We Are Social (2024) mengatakan bahwa rata rata pengguna internet di Indonesia mencapai 7 jam 24 menit perhari, dengan remaja sebagai pengguna terbesar. Artinya media sosial dan internet saat ini menjadi kebutuhan utama. Jika kita lempar diri kita pada masa 80an, kita hidup diantara jutaan kertas, mengais informasi melalui ribuan halaman. Namun, sekarang nyaris kertas tak lagi dibutuhkan. Melalui teknologi canggih bernama smartphone sudah dapat bertransaksi, berkomunikasi, dan mendapatkan informasi.

Canggihnya media sosial dapat merekam seluruh kejadian, peristiwa, dan kenangan melebihi daya ingat  manusia. Apalagi jika media ini berkolab dengan sahabatnya, Artificial intelligence (AI) dengan kecanggihannya mengalahkan kecerdasan manusia, hanya dengan menekan keyboard hp, tak tunggu 1 menit pun ia akan menjawabnya dengan cepat. Sehingga tak jarang banyak siswa saat ini, ketika ada tugas tinggal copy, paste dan seterusnya. Menyebabkan otak mereka tumpul, wawasan mereka pendek, dan mudah digoyahkan. Lebih jauhnya lagi menyebabkan  menurunnya moralitas mereka sebagai seorang terpelajar.

Lalu bagaimana dengan remaja? Sikapnya masih sering berubah-ubah.  Kadang bersikap seperti anak-anak, tapi dituntut untuk bersikap layaknya orang dewasa. Remaja adalah masa dimana mereka mencari jati diri mereka sebenarnya. Dari sudut pandang psikologi perkembangan, Erik Erikson (1950) menjelaskan bahwa remaja berada dalam tahap pencarian identitas (identity vs. role confusion). Dalam lingkungan digital yang penuh distraksi, mereka rentan mengalami kebingungan identitas akibat paparan konten negatif. Teori social learning dari Albert Bandura (1977) juga menegaskan bahwa individu belajar dari lingkungan sekitar, termasuk media sosial. Jika remaja terus-menerus terpapar konten yang tidak mendidik, perilaku mereka akan terbentuk sesuai dengan apa yang mereka lihat. Riset dari Kementerian Pendidikan, Kebudayaan, Riset, dan Teknologi (Kemendikbud Ristek) mengungkap bahwa penggunaan media sosial yang tidak terkontrol berdampak pada menurunnya empati sosial dan meningkatnya perilaku individualistis di kalangan remaja. Jika konflik ini tak terkendalikan, akan mengarah pada kenakalan remaja dan degradasi moral remaja, yang ditandai dengan perilaku negatif. Seperti kecanduan gadget, kurangnya sopan santun, menurunnya etika komunikasi, hingga perilaku menyimpang seperti perundungan siber (cyber bullying) dan penyebaran hoax. Mereka akan melampiaskan emosinya pada alat canggih tak terukur, media sosial. Tak berpikir panjang dengan akibatnya, jari-jari mereka menari-nari di atas layar tipis kesukaannya. Berdansa dengan platform judi online, transaksi jual-beli narkoba, mengakses konten eksplisit dan perilaku yang menyimpang.

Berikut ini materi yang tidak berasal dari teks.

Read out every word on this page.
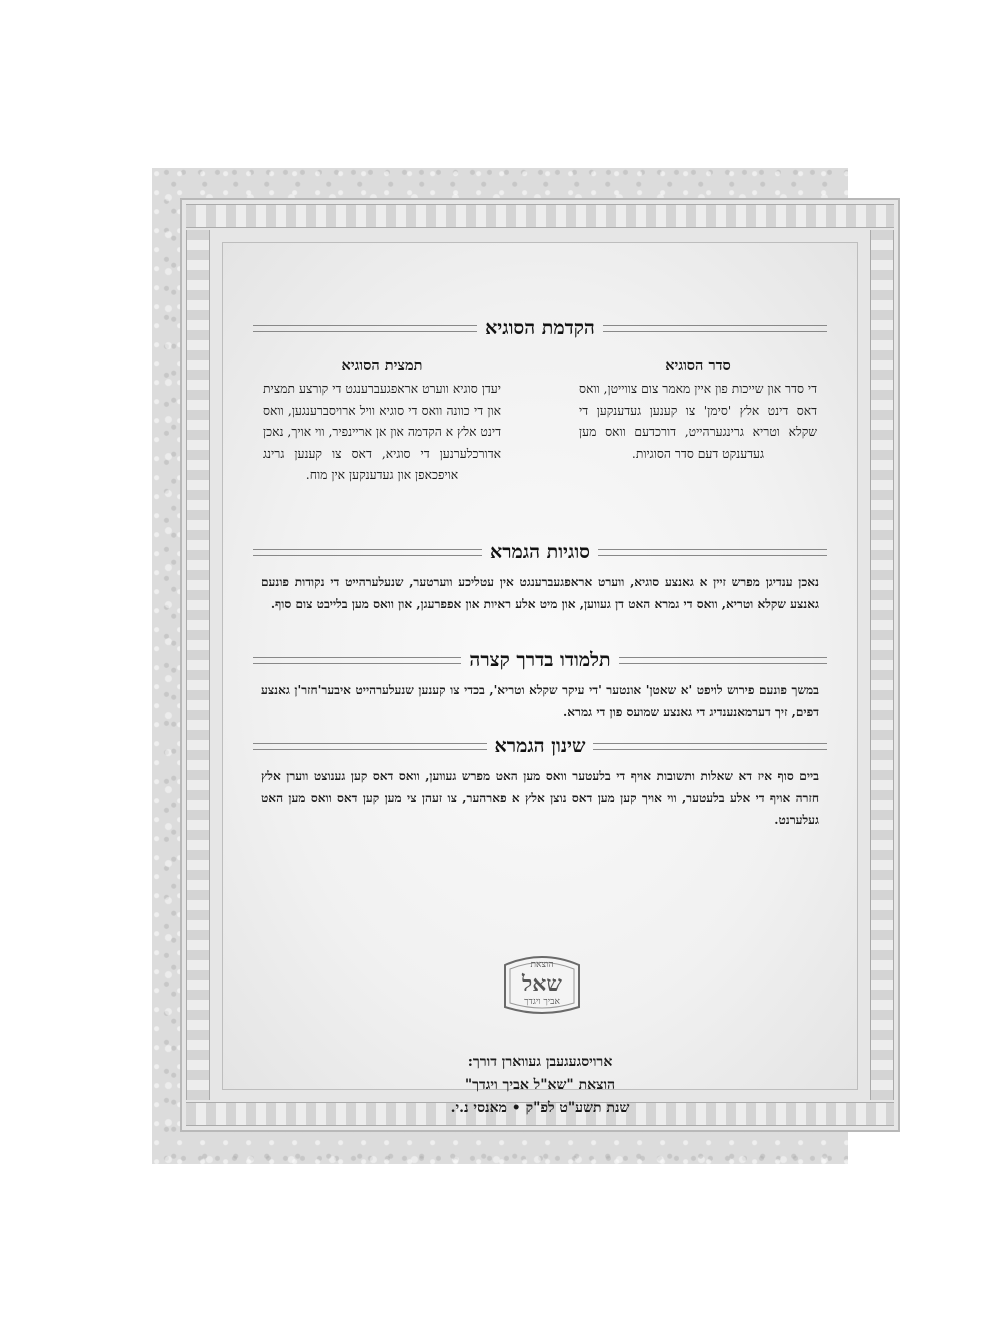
הקדמת הסוגיא
סדר הסוגיא

די סדר און שייכות פון איין מאמר צום צווייטן, וואס דאס דינט אלץ 'סימן' צו קענען געדענקען די שקלא וטריא גרינגערהייט, דורכדעם וואס מען געדענקט דעם סדר הסוגיות.

תמצית הסוגיא

יעדן סוגיא ווערט אראפגעברענגט די קורצע תמצית און די כוונה וואס די סוגיא וויל ארויסברענגען, וואס דינט אלץ א הקדמה און אן אריינפיר, ווי אויך, נאכן אדורכלערנען די סוגיא, דאס צו קענען גרינג אויפכאפן און געדענקען אין מוח.

סוגיות הגמרא

נאכן ענדיגן מפרש זיין א גאנצע סוגיא, ווערט אראפגעברענגט אין עטליכע ווערטער, שנעלערהייט די נקודות פונעם גאנצע שקלא וטריא, וואס די גמרא האט דן געווען, און מיט אלע ראיות און אפפרעגן, און וואס מען בלייבט צום סוף.

תלמודו בדרך קצרה

במשך פונעם פירוש לויפט 'א שאטן' אונטער 'די עיקר שקלא וטריא', בכדי צו קענען שנעלערהייט איבער'חזר'ן גאנצע דפים, זיך דערמאנענדיג די גאנצע שמועס פון די גמרא.

שינון הגמרא

ביים סוף איז דא שאלות ותשובות אויף די בלעטער וואס מען האט מפרש געווען, וואס דאס קען גענוצט ווערן אלץ חזרה אויף די אלע בלעטער, ווי אויך קען מען דאס נוצן אלץ א פארהער, צו זעהן צי מען קען דאס וואס מען האט געלערנט.

הוצאת
שאל
אביך ויגדך
ארויסגעגעבן געווארן דורך:
הוצאת "שא"ל אביך ויגדך"
שנת תשע"ט לפ"ק • מאנסי נ.י.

Studi dari UNICEF juga menunjukkan bahwa sekitar 45% remaja di Indonesia pernah mengalami atau melakukan cyberbullying. Dalam website tirto.id menjelaskan bahwa angka bullying di Indonesia semakin tahun semakin meningkat. Tahun 2020, tercatat sebanyak 91 kasus. Naik ke tahun 2024 tercatat kasus tiga kali lipat dari tiga tahun sebelumnya. Ironis bukan? Angka yang terbilang signifikan. Hal yang tak boleh disepelekan begitu saja. Akan memiliki pengaruh luar biasa pada generasi selanjutnya, atau jangan-jangan akan menjelma menjadi kebiasaan baru bagi para remaja. Tahu, kenapa angka bullying semakin meningkat? Jawabannya adalah pengaruh media sosial yang tak pernah memiliki tatanan peraturan. Remaja semakin dapat melampiaskan rasa amarahnya pada teman sebayanya. Meniru apa saja yang ditontonnya. Berkata-kata dan bertindak kasar menjadi senjata mereka untuk menjatuhkan siapa saja.

Tentu fenomena ini tak akan pernah lepas dari peran orang tua. Penyebab mereka melakukan semuanya, mungkin kurangnya perhatian dari orangtua. Orang tua sebaiknya memberikan contoh yang baik dalam bermedia sosial, membatasi mereka dalam penggunaan media sosial, memperhatikan apa saja yang diakses oleh anaknya, dan mengedukasikan tentang dampak menggunakan media sosial secara berlebihan. Lingkungan keluarga merupakan faktor penting dalam tumbuh bekrembangnya seorang anak, sehingga pendidikan moral anak dalam lingkungan keluarga harus diperhatikan, karena memiliki pengaruh yang sangat besar.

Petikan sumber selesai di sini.